Michigan just reminded everyone what its ceiling looks like

For most of the season, Michigan has been about consistency and execution.

Then came Sunday.

A 95-62 win over Tennessee doesn’t just send a message. It resets how you view the matchup. Michigan didn’t grind that one out. It took control early and never let go.

They shot over 50 percent. They moved the ball. They played with pace and confidence. Yaxel Lendeborg looked like the best player on the floor with 27 points. Elliot Cadeau controlled the game with 10 assists.

It was complete. And it showed something important.

Michigan isn’t just a team that can win close games. It’s a team that, when it finds rhythm, can run you off the floor.

This is a program that understands the moment

Michigan has been here before, and that matters this time of year.

The program has a national title from 1989. It has multiple Final Four runs, including trips to the championship game in 2013 and 2018. There’s history here, and more importantly, there’s familiarity with what this stage requires.

Now under Dusty May, that standard is back again.

In just his second season, May has Michigan at 35-3, a Big Ten champion, and back in the Final Four. That turnaround didn’t happen by accident. It’s been built on structure, confidence, and a team that has learned how to win in different ways.

What makes this matchup so compelling

This isn’t just two great teams. It’s two different identities colliding.

Arizona wants to speed you up, stretch you out, and overwhelm you with depth. They score in waves and once they get going, games can get away quickly.

Michigan is more controlled, but as it showed against Tennessee, it can match that pace when needed. It can execute in the half court or open things up when the game calls for it.
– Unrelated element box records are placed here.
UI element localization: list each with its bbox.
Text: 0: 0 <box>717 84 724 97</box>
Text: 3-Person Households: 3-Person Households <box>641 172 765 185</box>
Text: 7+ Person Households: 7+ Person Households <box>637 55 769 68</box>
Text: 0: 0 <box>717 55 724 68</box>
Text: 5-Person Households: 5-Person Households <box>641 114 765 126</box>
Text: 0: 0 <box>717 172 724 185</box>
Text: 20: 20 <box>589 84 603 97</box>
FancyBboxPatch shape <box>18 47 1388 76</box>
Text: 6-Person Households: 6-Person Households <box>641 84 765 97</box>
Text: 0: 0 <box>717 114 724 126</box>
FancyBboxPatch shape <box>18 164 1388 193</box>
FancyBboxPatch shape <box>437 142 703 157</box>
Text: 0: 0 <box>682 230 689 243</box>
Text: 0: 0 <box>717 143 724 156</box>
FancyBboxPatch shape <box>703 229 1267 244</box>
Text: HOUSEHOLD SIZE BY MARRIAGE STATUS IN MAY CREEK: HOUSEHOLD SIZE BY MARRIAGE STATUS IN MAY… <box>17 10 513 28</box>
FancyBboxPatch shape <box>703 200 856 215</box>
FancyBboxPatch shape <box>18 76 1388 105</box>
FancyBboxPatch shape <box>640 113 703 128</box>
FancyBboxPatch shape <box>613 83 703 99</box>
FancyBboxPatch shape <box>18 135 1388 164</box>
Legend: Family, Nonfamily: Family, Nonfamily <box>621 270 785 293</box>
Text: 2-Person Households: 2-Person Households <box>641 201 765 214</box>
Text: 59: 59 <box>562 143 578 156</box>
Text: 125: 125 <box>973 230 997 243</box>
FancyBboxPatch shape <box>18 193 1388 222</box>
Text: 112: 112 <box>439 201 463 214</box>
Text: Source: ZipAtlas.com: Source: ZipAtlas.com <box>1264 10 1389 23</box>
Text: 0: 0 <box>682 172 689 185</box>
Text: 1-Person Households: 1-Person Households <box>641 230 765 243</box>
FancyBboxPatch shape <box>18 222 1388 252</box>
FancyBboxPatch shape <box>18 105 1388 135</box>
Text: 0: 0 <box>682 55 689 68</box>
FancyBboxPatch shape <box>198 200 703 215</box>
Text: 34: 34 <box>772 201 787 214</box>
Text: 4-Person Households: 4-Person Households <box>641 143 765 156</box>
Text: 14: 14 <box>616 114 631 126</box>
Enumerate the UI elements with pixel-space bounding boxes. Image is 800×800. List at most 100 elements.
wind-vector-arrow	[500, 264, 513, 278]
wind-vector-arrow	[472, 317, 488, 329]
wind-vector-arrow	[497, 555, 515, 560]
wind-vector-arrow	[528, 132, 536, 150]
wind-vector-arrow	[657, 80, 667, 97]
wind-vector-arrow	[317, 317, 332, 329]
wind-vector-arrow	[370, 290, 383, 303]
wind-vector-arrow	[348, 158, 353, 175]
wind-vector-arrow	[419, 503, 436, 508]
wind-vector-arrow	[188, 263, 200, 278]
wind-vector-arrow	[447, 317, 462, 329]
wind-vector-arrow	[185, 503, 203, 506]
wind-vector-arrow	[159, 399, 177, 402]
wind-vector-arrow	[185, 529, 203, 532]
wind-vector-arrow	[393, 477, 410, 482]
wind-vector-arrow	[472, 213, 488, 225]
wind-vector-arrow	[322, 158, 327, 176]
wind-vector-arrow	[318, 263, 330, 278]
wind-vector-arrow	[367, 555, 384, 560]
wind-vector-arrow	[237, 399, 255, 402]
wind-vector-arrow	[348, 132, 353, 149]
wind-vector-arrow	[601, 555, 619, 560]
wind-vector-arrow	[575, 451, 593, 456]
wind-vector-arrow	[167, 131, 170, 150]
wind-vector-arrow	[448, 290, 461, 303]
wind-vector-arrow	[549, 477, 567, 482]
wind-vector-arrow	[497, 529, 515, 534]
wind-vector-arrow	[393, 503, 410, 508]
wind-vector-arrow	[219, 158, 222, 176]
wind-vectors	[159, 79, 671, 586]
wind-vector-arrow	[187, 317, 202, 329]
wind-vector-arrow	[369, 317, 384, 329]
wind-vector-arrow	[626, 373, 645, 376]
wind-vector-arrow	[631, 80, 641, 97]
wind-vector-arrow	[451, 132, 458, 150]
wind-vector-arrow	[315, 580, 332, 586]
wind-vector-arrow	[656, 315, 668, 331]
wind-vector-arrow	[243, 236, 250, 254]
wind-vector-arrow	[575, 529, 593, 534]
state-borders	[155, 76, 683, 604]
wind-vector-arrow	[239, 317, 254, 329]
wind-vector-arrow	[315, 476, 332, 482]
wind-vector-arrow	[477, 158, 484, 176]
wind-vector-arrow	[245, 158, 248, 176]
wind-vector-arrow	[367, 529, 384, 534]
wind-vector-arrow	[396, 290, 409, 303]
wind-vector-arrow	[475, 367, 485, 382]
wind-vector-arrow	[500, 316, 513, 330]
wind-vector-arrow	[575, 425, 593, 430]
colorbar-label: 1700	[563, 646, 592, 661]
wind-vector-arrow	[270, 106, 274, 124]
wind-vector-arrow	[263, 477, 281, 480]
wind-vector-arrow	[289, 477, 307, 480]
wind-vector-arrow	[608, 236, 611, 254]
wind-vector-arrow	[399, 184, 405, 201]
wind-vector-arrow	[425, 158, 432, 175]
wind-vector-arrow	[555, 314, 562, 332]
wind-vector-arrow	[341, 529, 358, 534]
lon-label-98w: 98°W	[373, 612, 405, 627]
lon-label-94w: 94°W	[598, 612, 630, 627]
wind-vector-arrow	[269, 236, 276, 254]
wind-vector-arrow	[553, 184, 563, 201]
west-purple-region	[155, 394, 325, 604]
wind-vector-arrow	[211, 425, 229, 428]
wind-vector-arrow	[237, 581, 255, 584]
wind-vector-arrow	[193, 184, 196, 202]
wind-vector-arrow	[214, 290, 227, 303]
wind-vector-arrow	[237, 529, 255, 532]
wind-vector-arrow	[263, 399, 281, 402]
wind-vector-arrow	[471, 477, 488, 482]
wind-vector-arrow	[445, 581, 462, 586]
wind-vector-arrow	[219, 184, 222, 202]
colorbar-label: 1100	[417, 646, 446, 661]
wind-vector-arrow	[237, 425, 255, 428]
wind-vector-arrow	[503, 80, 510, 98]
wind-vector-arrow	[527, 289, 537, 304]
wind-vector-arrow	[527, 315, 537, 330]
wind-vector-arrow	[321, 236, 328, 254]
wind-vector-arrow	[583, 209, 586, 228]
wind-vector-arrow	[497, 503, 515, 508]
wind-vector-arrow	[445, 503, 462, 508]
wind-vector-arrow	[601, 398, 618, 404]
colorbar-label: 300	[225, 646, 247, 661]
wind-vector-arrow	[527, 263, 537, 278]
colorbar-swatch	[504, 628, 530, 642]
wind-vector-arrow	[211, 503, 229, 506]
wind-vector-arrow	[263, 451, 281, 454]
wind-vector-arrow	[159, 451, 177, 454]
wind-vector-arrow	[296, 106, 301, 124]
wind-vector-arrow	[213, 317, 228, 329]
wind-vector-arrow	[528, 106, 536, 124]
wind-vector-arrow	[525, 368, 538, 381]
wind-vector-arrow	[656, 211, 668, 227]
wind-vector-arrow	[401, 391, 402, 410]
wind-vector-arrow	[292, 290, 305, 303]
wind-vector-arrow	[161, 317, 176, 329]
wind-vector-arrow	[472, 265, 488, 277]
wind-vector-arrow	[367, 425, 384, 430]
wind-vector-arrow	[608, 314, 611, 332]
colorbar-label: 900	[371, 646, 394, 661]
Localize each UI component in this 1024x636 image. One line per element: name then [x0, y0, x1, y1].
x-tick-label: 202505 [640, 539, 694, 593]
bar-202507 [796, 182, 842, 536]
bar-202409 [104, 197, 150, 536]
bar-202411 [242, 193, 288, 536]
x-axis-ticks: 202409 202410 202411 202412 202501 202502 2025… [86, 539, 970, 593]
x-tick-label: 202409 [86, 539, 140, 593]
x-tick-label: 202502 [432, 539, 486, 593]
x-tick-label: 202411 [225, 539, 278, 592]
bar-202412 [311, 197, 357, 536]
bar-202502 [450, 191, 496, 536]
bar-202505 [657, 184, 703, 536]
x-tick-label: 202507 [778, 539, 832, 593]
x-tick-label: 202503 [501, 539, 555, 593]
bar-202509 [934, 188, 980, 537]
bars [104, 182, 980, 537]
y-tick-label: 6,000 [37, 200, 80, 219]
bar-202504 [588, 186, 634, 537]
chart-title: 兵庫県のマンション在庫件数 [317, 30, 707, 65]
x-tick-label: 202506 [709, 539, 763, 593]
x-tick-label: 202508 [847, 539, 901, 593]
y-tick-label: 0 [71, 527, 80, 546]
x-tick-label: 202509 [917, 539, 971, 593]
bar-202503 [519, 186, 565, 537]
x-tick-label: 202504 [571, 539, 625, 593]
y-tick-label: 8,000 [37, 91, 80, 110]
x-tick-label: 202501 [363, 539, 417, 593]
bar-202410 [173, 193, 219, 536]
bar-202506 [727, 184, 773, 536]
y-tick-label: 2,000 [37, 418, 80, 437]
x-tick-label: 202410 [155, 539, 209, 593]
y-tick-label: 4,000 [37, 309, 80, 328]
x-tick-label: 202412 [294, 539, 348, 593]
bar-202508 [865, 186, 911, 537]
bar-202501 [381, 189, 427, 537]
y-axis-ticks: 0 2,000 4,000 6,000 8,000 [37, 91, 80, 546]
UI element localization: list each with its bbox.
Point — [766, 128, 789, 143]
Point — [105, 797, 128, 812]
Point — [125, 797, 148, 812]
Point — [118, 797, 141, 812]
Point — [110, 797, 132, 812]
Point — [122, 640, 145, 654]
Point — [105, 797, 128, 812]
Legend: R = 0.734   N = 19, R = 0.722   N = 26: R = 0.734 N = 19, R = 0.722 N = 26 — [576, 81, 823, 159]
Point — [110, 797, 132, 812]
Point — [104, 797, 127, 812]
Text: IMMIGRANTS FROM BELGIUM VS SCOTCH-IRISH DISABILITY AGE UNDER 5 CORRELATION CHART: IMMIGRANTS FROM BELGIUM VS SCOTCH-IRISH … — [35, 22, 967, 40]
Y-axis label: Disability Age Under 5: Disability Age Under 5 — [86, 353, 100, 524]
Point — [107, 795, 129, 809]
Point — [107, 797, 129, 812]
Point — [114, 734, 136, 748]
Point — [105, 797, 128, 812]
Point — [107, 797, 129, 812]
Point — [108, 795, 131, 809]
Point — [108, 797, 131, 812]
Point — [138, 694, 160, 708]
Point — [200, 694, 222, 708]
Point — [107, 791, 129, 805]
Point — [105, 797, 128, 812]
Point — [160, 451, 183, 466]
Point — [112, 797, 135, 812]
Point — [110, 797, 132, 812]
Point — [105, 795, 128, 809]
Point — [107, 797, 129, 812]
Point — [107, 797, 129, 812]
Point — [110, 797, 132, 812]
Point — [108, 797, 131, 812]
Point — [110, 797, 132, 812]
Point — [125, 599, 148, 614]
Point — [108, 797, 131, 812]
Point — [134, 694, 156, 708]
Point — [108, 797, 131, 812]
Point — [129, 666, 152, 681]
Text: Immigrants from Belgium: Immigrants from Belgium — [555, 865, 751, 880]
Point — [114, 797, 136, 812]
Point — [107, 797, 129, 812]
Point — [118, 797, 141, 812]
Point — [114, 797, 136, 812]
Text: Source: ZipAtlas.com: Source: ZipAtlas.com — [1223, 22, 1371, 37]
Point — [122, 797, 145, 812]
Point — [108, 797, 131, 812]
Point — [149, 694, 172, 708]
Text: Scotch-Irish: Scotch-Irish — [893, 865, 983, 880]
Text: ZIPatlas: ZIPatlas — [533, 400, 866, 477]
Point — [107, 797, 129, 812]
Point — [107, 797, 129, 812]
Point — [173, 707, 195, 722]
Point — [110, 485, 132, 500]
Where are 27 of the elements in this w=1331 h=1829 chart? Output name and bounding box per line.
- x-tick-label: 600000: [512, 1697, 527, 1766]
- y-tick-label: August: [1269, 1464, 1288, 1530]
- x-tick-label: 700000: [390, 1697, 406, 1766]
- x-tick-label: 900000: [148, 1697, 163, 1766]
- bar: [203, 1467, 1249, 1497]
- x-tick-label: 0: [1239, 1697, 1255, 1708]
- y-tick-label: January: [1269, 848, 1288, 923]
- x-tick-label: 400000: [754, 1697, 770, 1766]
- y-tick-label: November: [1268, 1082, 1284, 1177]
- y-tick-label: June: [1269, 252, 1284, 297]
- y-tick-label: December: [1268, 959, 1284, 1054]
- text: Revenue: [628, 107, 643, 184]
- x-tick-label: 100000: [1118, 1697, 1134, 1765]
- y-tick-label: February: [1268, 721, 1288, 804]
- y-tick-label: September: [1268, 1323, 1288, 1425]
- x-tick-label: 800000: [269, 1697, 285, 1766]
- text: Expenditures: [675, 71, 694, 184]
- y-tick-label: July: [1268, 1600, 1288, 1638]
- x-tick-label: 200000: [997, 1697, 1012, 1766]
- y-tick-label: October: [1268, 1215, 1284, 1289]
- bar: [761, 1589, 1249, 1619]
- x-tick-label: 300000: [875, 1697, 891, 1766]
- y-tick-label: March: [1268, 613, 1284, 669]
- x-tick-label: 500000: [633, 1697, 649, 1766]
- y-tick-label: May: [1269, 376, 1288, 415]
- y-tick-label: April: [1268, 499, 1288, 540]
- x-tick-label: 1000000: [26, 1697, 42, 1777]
That creates a real tension heading into Saturday.

If Arizona gets comfortable, it can look like the best team in the country. If Michigan keeps it in its kind of game, especially late, it becomes a completely different fight.

The question that will define Saturday night

Arizona has been dominant for months. Michigan just showed it can be dominant too.

So which one holds?

Can Michigan slow down a team that hasn’t really been slowed down all season? Or does Arizona’s consistency eventually win out over Michigan’s surge?

That’s what makes this feel like a true Final Four game.

Two teams playing their best basketball. Two different paths. One spot in the national title game.

Saturday isn’t just about who’s better.

It’s about who can impose their game when it matters most.